Detto questo, è molto probabile che la BCE continui la sua politica inflazionistica. Non solo i cittadini e gli imprenditori del sud Europa dovranno pagare con l'aumento dell'inflazione, ma nemmeno quelli del nord potranno sfuggire alla svalutazione del potere d'acquisto della moneta unica. L'area Euro non è solo una comunità del debito, ma anche una comunità dell'inflazione.

La svalutazione della valuta costerà caro alle persone in Giappone e nell'area Euro. Non necessariamente aumenterà le loro esportazioni, ma renderà più costose le merci importate. Questo, a sua volta, abbassa i redditi reali dei privati ​​e aumenta i costi di produzione delle imprese, peggiorando la loro posizione competitiva.

Il Giappone ha una bilancia commerciale negativa dalla metà del 2021: paga di più per le importazioni che per le esportazioni. La bilancia commerciale tedesca, e quindi anche quella dell'area Euro, è andata in deficit di recente. Non più campioni mondiali delle esportazioni, il Giappone e l'Eurozona ora devono raccogliere capitali dall'estero, il che serve solo a deprimere il valore delle loro valute.

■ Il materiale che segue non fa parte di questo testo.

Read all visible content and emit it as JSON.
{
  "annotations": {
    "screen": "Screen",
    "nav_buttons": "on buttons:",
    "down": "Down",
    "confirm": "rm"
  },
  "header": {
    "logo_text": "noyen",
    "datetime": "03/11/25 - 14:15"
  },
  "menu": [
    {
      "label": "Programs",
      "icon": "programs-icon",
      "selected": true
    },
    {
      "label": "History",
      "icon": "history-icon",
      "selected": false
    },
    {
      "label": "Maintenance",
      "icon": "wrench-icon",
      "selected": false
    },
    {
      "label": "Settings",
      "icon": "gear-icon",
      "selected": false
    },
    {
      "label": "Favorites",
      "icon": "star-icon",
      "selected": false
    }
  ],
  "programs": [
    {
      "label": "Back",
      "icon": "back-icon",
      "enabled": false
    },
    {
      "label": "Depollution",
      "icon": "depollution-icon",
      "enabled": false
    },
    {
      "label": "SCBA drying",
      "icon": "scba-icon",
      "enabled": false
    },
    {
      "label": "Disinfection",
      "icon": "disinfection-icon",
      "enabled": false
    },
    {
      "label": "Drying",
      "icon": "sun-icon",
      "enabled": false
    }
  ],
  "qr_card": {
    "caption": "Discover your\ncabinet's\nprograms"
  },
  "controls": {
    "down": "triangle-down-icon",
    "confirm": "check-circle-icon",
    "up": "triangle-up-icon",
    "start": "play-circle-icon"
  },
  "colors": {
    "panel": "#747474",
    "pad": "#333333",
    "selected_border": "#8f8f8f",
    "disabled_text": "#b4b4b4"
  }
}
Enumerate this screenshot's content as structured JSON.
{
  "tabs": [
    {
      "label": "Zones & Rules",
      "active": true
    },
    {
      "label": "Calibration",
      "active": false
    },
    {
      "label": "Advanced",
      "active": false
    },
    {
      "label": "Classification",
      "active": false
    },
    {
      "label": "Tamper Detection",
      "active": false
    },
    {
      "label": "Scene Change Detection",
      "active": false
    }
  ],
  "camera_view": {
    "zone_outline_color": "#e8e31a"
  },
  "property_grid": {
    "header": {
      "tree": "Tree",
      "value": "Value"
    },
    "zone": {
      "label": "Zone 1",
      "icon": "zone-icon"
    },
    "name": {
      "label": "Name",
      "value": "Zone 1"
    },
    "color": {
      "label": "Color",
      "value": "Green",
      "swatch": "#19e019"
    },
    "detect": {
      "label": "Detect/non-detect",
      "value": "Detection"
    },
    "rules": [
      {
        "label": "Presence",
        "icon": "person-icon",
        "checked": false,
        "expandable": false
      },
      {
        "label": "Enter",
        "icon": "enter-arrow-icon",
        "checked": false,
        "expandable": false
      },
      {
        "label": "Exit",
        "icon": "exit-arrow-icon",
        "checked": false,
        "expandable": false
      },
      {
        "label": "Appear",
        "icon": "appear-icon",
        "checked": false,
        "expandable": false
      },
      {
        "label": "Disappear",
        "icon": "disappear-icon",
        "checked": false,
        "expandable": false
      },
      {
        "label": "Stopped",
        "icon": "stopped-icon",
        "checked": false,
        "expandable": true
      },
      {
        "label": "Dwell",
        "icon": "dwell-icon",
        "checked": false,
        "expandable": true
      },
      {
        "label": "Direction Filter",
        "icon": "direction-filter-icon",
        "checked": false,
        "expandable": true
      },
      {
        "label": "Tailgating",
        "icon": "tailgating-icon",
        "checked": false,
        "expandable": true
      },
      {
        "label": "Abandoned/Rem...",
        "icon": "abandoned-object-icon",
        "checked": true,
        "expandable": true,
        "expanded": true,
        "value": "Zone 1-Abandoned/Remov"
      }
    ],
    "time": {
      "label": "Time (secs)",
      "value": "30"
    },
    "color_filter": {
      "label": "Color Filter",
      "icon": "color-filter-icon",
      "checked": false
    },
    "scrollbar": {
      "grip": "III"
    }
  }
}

Ci sono anche seri problemi con il dollaro, su questo non c'è dubbio: alta inflazione e crescente debito nazionale ed estero. Tuttavia ciò non ha ancora avuto un impatto negativo sul valore all'estero del biglietto verde e questo perché esso è ancora la valuta di riserva su cui è costruito l'intero sistema creditizio e monetario internazionale. La disintegrazione di questa struttura molto probabilmente non riguarderà principalmente il dollaro, ma colpirà in modo particolarmente duro tutte le altre valute e saranno tutte in guai seri una volta che il dollaro perderà la fiducia degli investitori, cosa che, un giorno, potrebbe verificarsi.

I tassi di cambio fluttuanti tra il dollaro e tutte le altre valute non devono distrarre da un fatto importante: il potere d'acquisto di tutte le valute, incluso il dollaro, è diminuito anno dopo anno. Ciò si riflette nel continuo aumento del prezzo dell'oro.

Ad esempio, il prezzo dell'oro, calcolato in euro, è aumentato in media dell'8,4% all'anno sin dal 1999. In termini di yen, l'oro è aumentato in media dell'8,7% all'anno; in termini di dollari, del 7,4%. Emerge quindi una dolorosa verità: la politica inflazionistica cronica delle banche centrali sta distruggendo il potere d'acquisto del denaro fiat. Gli investitori che desiderano preservare il proprio capitale, quindi, dovrebbero evitare il più possibile le valute fiat, siano esse lo yen, l'euro o il dollaro.


[*] traduzione di Francesco Simoncelli: https://www.francescosimoncelli.com/


2 commenti:

  1. Studi del genere hanno l'obiettivo di diffondere la percezione che il sistema bancario centrale possa essere in grado di "addomesticare" le aspettative dell'inflazione dei prezzi vendendo alle persone una realtà illusoria. Questa non è altro che l'ennesima giustificazione di politiche keynesiane dal lato della domanda, affibbiando la colpa della spirale inflazionistica dei prezzi interamente sulla popolazione (spirale salari-prezzi). L'inflazione è un atto di appropriazione indebita causato dall'aumento dell'offerta di denaro. Tale aumento devia ricchezza reale da chi la crea a chi la spreca ed è questo effetto, e non l'aumento dei prezzi, a causare una cattiva allocazione delle risorse economiche. I redditi reali diminuiscono non a causa dell'aumento generale dei prezzi, ma a causa dell'aumento dell'offerta di denaro che sottrae ricchezza reale a chi la crea.

    Se lo stock di denaro non aumenta, i consumatori non ne avranno di più per sostenere l'aumento dei prezzi. Indipendentemente dalle aspettative degli individui, se l'offerta di denaro non aumenta, nemmeno la spesa degli individui per beni/servizi può aumentare. Ciò significa che nessun aumento generale dei prezzi può aver luogo senza un aumento del pompaggio monetario (a parità di tutte le altre condizioni).